Seit 1992 hilft der Caritasverband für das Erzbistum Berlin Obdachlosen wie Alfons. Die Ambulanz am Bahnhof Zoo ist das älteste medizinische Versorgungsprojekt für Wohnungslose in der Hauptstadt. Hier werden Hilfsbedürftige und Menschen ohne Krankenversicherung behandelt, Menschen, die nicht in der Lage sind, zu einem Arzt zu gehen und medizinische Regelangebote in Anspruch zu nehmen.

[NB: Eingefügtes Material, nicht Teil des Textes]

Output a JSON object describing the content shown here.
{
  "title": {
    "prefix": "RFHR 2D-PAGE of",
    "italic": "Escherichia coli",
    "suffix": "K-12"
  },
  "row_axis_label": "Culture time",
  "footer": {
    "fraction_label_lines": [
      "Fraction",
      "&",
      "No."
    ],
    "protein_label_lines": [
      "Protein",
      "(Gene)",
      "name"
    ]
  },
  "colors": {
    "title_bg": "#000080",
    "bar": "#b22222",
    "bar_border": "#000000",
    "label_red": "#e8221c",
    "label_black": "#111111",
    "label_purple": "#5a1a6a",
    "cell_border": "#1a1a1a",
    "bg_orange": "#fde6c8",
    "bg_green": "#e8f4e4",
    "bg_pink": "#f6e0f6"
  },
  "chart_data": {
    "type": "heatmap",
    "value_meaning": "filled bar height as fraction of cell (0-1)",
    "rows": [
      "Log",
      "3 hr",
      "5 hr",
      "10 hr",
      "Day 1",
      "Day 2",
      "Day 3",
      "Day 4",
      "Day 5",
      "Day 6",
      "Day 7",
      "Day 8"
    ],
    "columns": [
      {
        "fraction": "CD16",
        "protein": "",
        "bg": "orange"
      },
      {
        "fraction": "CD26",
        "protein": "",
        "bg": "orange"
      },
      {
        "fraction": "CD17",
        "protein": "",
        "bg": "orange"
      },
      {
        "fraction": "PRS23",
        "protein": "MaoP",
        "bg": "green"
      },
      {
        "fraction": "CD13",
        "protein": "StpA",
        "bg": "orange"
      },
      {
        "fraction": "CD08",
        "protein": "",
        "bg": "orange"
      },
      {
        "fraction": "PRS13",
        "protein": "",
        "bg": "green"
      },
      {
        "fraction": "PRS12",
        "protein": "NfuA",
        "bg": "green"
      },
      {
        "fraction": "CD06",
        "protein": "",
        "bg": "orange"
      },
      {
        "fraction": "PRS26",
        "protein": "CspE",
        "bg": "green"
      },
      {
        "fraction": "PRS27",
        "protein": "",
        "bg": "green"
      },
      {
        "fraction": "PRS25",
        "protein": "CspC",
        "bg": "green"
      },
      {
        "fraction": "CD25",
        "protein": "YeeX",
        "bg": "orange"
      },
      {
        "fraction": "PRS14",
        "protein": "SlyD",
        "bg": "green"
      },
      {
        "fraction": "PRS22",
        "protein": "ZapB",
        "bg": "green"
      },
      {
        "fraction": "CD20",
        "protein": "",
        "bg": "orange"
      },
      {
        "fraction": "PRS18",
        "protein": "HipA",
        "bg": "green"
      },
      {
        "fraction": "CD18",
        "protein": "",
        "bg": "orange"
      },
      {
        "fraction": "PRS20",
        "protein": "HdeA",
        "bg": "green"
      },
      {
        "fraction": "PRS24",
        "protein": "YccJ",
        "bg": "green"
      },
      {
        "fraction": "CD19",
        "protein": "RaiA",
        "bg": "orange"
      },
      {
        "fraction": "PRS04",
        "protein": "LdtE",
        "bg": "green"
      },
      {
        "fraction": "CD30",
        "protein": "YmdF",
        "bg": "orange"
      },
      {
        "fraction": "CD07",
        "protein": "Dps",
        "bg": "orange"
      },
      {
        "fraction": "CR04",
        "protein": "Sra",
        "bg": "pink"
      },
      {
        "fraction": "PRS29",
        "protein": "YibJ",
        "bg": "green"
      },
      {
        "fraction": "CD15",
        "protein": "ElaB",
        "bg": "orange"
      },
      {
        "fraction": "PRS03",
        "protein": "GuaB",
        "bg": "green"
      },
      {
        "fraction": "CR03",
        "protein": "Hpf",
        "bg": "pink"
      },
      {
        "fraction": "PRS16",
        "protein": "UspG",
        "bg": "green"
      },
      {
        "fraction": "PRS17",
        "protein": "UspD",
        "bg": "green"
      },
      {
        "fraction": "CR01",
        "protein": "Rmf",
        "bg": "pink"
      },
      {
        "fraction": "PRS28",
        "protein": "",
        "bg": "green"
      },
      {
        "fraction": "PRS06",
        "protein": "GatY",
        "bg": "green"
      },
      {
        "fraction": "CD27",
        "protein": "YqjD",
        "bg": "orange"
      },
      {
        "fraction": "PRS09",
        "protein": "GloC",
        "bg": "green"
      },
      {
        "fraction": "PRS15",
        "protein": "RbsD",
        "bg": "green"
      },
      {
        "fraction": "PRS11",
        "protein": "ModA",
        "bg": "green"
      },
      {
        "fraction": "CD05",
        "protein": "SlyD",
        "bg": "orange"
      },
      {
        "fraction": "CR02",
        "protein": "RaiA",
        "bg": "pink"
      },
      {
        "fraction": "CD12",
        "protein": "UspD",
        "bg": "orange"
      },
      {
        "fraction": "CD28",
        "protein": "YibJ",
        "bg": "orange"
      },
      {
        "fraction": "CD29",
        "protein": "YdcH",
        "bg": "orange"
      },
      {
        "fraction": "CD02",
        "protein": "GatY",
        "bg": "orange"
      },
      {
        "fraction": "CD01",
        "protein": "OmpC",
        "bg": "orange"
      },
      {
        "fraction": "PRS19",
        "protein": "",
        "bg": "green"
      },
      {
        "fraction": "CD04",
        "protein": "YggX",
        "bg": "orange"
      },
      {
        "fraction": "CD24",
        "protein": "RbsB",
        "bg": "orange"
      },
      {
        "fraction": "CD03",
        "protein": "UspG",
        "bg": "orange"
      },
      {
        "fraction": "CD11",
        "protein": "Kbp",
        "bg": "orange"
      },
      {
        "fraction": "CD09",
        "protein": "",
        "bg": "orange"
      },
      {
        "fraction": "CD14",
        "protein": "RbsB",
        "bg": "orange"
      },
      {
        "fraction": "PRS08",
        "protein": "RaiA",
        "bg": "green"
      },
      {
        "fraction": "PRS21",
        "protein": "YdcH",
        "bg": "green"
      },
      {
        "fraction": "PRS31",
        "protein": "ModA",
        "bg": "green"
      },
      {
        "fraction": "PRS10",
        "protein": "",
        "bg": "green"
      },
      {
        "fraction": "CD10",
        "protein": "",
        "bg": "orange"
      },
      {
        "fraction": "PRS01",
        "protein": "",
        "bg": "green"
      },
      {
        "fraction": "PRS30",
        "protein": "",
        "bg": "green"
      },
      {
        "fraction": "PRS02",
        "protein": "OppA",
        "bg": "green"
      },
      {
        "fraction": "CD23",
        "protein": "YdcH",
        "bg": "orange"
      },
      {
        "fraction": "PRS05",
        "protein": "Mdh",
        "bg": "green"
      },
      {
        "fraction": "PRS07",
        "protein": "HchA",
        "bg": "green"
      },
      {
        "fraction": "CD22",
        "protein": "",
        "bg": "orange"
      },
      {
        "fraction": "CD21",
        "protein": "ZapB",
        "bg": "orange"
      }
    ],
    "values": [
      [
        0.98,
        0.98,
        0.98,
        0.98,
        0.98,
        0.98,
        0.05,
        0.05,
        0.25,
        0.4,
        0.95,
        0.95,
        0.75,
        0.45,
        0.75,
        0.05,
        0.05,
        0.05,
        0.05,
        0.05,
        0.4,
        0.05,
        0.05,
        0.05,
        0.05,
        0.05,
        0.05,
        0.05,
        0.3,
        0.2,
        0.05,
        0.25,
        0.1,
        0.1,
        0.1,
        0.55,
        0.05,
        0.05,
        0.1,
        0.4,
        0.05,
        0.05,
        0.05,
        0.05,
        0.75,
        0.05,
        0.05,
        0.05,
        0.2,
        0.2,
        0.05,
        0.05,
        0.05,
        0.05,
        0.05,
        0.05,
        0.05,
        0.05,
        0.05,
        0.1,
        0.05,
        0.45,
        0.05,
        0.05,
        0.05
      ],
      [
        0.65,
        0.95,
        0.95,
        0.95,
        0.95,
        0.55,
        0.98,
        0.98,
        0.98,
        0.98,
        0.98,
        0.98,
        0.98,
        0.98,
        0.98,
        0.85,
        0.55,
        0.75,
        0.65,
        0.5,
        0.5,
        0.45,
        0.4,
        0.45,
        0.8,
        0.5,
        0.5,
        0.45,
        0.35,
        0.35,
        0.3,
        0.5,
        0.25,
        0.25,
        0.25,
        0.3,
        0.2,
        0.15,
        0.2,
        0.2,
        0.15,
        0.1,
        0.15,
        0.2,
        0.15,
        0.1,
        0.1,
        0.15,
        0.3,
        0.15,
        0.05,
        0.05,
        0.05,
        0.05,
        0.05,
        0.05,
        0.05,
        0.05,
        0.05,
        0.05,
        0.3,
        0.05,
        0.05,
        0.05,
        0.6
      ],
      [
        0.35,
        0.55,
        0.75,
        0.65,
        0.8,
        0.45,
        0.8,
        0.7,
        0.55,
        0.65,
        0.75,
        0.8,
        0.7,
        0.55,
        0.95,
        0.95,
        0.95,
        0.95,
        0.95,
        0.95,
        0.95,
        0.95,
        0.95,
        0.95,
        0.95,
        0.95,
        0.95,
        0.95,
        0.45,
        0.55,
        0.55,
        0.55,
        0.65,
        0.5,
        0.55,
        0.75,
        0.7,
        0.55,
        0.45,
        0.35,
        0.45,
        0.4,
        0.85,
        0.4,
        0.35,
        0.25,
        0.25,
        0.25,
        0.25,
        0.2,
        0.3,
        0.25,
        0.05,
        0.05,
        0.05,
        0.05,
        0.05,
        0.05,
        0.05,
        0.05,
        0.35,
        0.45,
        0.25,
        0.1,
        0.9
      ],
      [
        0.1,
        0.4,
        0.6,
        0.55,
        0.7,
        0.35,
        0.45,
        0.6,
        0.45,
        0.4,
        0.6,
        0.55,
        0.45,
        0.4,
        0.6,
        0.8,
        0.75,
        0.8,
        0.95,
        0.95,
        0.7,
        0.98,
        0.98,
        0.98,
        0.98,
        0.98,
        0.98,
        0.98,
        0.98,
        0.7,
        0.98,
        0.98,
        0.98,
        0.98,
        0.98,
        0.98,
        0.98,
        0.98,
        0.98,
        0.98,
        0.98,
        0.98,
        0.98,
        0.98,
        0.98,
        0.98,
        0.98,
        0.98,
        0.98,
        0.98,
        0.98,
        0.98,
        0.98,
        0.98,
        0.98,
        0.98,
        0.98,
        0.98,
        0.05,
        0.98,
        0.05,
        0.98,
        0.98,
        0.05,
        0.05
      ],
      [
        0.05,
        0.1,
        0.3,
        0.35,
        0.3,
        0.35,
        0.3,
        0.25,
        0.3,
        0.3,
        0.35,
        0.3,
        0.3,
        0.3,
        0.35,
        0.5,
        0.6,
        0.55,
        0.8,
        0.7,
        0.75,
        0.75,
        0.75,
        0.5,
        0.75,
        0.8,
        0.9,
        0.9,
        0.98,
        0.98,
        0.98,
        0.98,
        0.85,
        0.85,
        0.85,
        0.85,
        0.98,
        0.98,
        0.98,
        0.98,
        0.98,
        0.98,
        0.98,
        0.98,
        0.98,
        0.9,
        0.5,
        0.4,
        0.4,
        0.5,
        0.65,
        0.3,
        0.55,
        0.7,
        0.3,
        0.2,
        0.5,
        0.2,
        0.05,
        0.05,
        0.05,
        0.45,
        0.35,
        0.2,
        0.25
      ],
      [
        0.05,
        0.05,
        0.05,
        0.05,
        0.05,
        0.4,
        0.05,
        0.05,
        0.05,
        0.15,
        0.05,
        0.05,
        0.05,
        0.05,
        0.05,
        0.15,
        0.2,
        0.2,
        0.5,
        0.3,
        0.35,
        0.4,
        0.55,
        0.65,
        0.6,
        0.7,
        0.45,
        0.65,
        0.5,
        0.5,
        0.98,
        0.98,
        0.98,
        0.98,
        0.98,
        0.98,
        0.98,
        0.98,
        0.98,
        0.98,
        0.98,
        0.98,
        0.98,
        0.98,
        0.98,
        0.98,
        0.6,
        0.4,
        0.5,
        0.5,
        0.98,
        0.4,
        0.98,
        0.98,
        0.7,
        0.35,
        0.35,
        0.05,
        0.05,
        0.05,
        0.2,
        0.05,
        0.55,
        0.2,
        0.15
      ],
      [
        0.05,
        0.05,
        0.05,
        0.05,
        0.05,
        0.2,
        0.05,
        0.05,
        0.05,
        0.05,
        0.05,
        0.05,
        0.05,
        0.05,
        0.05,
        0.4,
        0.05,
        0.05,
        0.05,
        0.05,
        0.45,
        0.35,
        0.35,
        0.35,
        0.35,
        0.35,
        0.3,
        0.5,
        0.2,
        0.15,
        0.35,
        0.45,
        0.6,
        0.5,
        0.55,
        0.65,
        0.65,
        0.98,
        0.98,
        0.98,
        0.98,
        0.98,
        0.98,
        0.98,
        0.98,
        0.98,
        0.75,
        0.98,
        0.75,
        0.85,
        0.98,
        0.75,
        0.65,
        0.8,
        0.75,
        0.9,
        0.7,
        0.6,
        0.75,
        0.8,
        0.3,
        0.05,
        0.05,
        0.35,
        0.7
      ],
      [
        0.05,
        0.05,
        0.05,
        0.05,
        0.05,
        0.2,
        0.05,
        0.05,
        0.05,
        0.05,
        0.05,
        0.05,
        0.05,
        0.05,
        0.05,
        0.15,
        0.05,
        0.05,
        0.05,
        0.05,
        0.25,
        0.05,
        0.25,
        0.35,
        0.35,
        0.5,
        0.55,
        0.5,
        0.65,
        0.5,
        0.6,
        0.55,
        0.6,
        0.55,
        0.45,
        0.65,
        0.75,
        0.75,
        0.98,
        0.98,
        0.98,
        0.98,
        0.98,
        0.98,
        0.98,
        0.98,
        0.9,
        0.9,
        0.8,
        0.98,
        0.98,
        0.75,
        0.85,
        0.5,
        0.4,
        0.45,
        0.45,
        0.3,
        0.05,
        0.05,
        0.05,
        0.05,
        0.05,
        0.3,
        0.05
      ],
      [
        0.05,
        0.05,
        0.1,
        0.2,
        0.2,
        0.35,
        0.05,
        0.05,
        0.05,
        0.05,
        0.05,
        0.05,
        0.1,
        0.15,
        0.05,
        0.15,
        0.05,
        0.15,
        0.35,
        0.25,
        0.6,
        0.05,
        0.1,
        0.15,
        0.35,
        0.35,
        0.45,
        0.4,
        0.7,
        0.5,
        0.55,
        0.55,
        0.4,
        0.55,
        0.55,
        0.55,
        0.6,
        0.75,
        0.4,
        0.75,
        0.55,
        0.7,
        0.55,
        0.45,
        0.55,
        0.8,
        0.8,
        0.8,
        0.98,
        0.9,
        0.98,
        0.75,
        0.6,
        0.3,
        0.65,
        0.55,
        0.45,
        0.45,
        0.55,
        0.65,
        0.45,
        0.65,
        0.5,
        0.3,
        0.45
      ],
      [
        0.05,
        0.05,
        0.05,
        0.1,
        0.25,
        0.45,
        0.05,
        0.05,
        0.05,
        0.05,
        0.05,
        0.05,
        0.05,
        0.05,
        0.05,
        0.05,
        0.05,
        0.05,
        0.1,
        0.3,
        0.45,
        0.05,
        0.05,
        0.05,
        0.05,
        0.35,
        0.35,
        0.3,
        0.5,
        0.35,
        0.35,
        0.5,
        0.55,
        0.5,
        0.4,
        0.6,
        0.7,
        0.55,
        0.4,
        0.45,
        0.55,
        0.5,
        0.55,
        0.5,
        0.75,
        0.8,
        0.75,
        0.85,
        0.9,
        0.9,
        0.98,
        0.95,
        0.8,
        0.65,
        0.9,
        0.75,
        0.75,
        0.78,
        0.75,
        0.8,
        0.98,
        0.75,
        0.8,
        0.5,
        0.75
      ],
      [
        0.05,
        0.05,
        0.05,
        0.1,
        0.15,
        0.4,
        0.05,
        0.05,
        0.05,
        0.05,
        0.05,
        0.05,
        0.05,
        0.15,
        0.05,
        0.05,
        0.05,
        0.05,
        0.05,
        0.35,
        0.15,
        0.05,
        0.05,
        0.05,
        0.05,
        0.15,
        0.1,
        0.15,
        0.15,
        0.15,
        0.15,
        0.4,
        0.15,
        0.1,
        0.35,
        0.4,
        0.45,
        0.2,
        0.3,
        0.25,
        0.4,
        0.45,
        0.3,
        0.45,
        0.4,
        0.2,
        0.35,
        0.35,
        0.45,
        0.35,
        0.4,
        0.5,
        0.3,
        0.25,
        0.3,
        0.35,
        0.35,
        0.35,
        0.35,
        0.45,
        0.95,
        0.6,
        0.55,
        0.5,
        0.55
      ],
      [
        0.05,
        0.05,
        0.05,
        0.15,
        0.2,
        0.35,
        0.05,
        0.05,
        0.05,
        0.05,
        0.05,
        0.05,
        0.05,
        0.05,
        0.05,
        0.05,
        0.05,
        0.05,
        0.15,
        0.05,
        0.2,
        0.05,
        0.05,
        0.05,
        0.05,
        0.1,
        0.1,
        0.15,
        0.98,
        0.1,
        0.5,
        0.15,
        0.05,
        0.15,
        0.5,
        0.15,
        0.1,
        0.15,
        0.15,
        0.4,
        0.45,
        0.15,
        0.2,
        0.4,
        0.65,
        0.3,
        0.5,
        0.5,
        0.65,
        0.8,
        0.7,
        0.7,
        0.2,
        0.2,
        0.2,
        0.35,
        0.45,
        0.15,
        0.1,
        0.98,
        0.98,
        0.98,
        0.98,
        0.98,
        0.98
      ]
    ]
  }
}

Etwa 5000 Behandlungen im Jahr werden in der Ambulanz durchgeführt. Normalerweise, denn weil auch in der Corona-Zeit die offenen Sprechstunden angeboten werden, „liegen wir jetzt schon bei 7000 Behandlungen“, sagt der Leiter der Caritas-Ambulanz, Martin Weber. „Wir gehen gerade auf dem Zahnfleisch, weil sich Ausfälle durch Krankheit häufen.“
Ähnlich prekär ist die Lage in der Caritas-Krankenwohnung in der Moabiter Turmstraße. Die Wohnung ist ein Angebot für Menschen, die vorwiegend auf der Straße leben. Viele von ihnen sind nicht krankenversichert oder haben einen ungeklärten Versicherungsstatus. Sie sind oft in gesundheitlich schlechtem Zustand: Hauterkrankungen, Wundinfektionen, Knochenbrüche, Bauchkrämpfe, Blutvergiftungen.
Aufmunternde Worte und Gesten sind wichtig

„Was für jeden von uns gefährlich ist, wird auf der Straße schnell lebensbedrohlich. Darum bieten wir nach einer Erstversorgung im Krankenhaus oder einem medizinischen Hilfsprojekt für Wohnungslose einen Platz zum Gesundwerden. In der Krankenwohnung können sie sich auskurieren und wieder auf die Beine kommen“, erklärt die Leiterin der Caritas-Krankenwohnung, Marlene Köster.
„Doch wenn wir nicht schnell neue Pflegefachkräfte finden, können wir die Versorgung in diesen schwierigen Corona-Zeiten nicht in vollem Umfang aufrechterhalten“, befürchtet sie. Was in der emotionsgefüllten Advents- und Weihnachtszeit besonders schlimm wäre, weil nicht nur der Verbandswechsel oder die Spritze wichtig sind sondern ebenso ein aufmunterndes Wort, eine freundliche Geste oder der Rat einer Sozialarbeiterin.

„Wer kein Zuhause hat, erlebt in der Weihnachtszeit statt Freude oft Hunger, Kälte und Leid. In diesem Jahr mehr denn je. Umso wertvoller ist jeder Teller heiße Suppe, jedes warme Bett in einer Notunterkunft, jede Behandlung in der Ambulanz am Bahnhof Zoo. „Bitte spenden Sie dafür – so großherzig und großzügig, wie es Ihnen möglich ist“, bittet Caritasdirektorin Ulrike Kostka.
Alfons nickt. „Ich bin so dankbar für die Hilfe, die ich bekomme“, sagt er leise und mit Tränen in den Augen. Er hatte Glück im Unglück.